Apparemment, pour les fans de la série, il y a beaucoup d’œufs de Pâques ici, et il semble que la réponse du public ait été favorable. Mais en n’en sachant presque rien, Backrooms propose une histoire étrange et parfois dérangeante de mémoire, de réalité et de peur qui vous laisse avec plus de questions que de réponses jusqu’à sa finale.

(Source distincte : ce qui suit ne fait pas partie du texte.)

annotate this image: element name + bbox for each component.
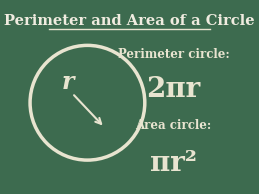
Text: Perimeter circle:: Perimeter circle:: [118, 48, 229, 61]
Text: Area circle:: Area circle:: [135, 119, 212, 132]
Text: 2πr: 2πr: [146, 76, 201, 103]
Text: r: r: [62, 70, 75, 94]
Text: πr²: πr²: [150, 150, 197, 178]
Text: Perimeter and Area of a Circle: Perimeter and Area of a Circle: [4, 14, 255, 28]
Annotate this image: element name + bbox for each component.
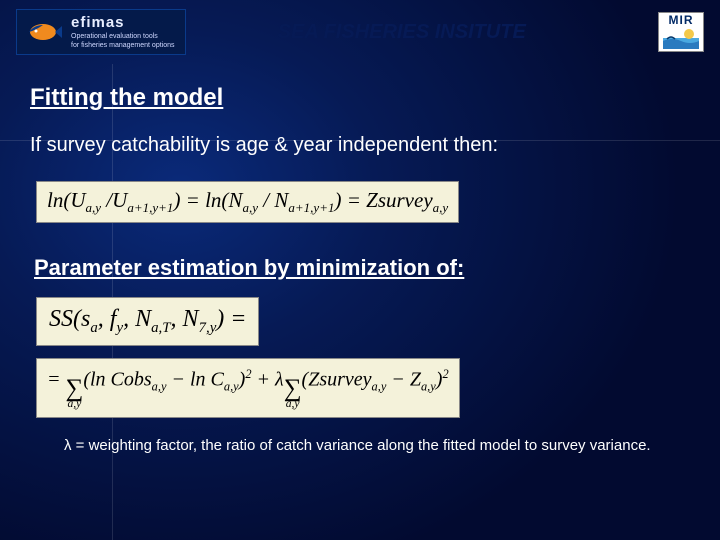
subheading: Parameter estimation by minimization of: (34, 255, 690, 281)
equation-3: = ∑a,y(ln Cobsa,y − ln Ca,y)2 + λ∑a,y(Zs… (36, 358, 460, 418)
fish-icon (27, 20, 63, 44)
header: efimas Operational evaluation tools for … (0, 0, 720, 64)
footnote: λ = weighting factor, the ratio of catch… (64, 436, 670, 456)
slide-content: Fitting the model If survey catchability… (0, 64, 720, 456)
mir-logo-label: MIR (669, 14, 694, 26)
efimas-brand: efimas (71, 14, 175, 32)
efimas-tagline-2: for fisheries management options (71, 42, 175, 50)
intro-text: If survey catchability is age & year ind… (30, 134, 690, 157)
efimas-logo-text: efimas Operational evaluation tools for … (71, 14, 175, 50)
equation-1: ln(Ua,y /Ua+1,y+1) = ln(Na,y / Na+1,y+1)… (36, 181, 459, 223)
efimas-tagline-1: Operational evaluation tools (71, 33, 175, 41)
header-title: SEA FISHERIES INSITUTE (186, 21, 659, 44)
equation-2: SS(sa, fy, Na,T, N7,y) = (36, 297, 259, 346)
efimas-logo: efimas Operational evaluation tools for … (16, 9, 186, 55)
slide-title: Fitting the model (30, 84, 690, 112)
mir-logo: MIR (658, 12, 704, 52)
mir-logo-icon (663, 27, 699, 49)
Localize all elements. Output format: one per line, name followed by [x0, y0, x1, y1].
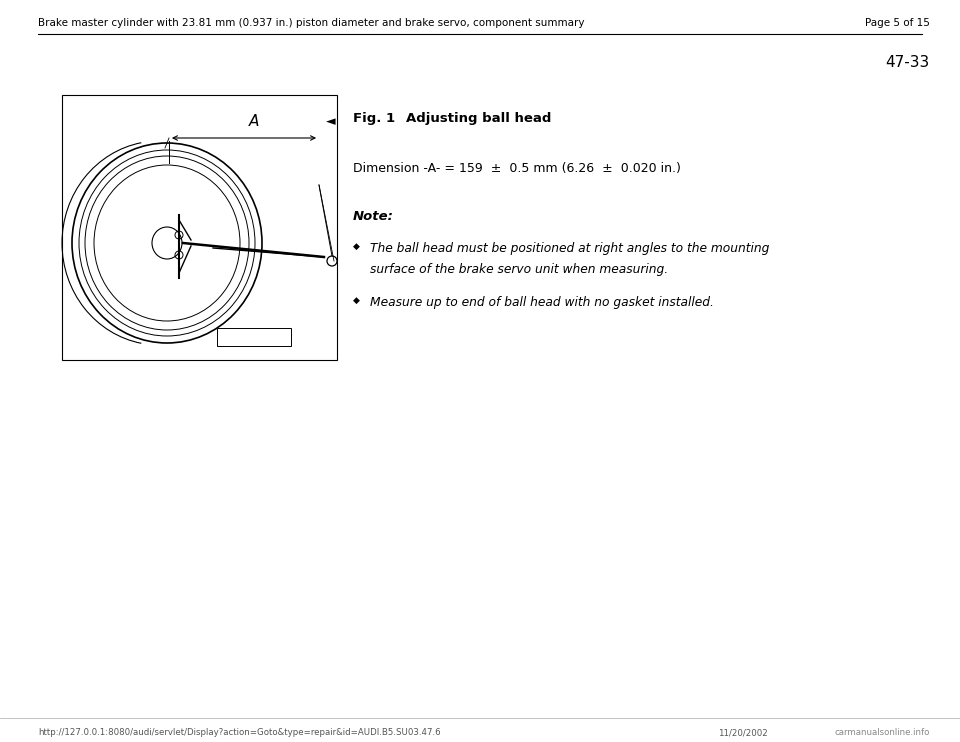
Text: Note:: Note:	[353, 210, 394, 223]
Text: A: A	[249, 114, 259, 129]
Text: The ball head must be positioned at right angles to the mounting: The ball head must be positioned at righ…	[370, 242, 769, 255]
Text: ◆: ◆	[353, 242, 360, 251]
Text: Brake master cylinder with 23.81 mm (0.937 in.) piston diameter and brake servo,: Brake master cylinder with 23.81 mm (0.9…	[38, 18, 585, 28]
Text: Dimension -A- = 159  ±  0.5 mm (6.26  ±  0.020 in.): Dimension -A- = 159 ± 0.5 mm (6.26 ± 0.0…	[353, 162, 681, 175]
Text: http://127.0.0.1:8080/audi/servlet/Display?action=Goto&type=repair&id=AUDI.B5.SU: http://127.0.0.1:8080/audi/servlet/Displ…	[38, 728, 441, 737]
Text: 11/20/2002: 11/20/2002	[718, 728, 768, 737]
Bar	[62, 95, 337, 360]
Text: Fig. 1: Fig. 1	[353, 112, 396, 125]
Text: Adjusting ball head: Adjusting ball head	[406, 112, 551, 125]
Text: Page 5 of 15: Page 5 of 15	[865, 18, 930, 28]
Text: Measure up to end of ball head with no gasket installed.: Measure up to end of ball head with no g…	[370, 296, 714, 309]
Text: surface of the brake servo unit when measuring.: surface of the brake servo unit when mea…	[370, 263, 668, 276]
Text: 47-33: 47-33	[886, 55, 930, 70]
Text: A47-0023: A47-0023	[232, 332, 276, 341]
Text: ◆: ◆	[353, 296, 360, 305]
Text: ◄: ◄	[326, 115, 336, 128]
Bar	[217, 328, 291, 346]
Text: carmanualsonline.info: carmanualsonline.info	[834, 728, 930, 737]
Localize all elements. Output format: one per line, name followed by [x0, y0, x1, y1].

Clark de Chiwetel Ejiofor est un homme solitaire d’âge moyen dont le magasin de meubles en faillite rapide n’est pas seulement dû au manque de clients. Il vit actuellement dans le magasin après avoir été expulsé par sa petite amie, et chaque nuit, il a des problèmes d’électricité, avec des lumières qui vacillent et le courant reste allumé et lui coûte de l’argent, quelque chose qu’un électricien en visite ne peut pas expliquer. Clark voit également une thérapeute, Mary de Renate Reinsve, qui semble avoir ses propres démons tout en essayant d’aider Clark à remettre sa vie sur les rails.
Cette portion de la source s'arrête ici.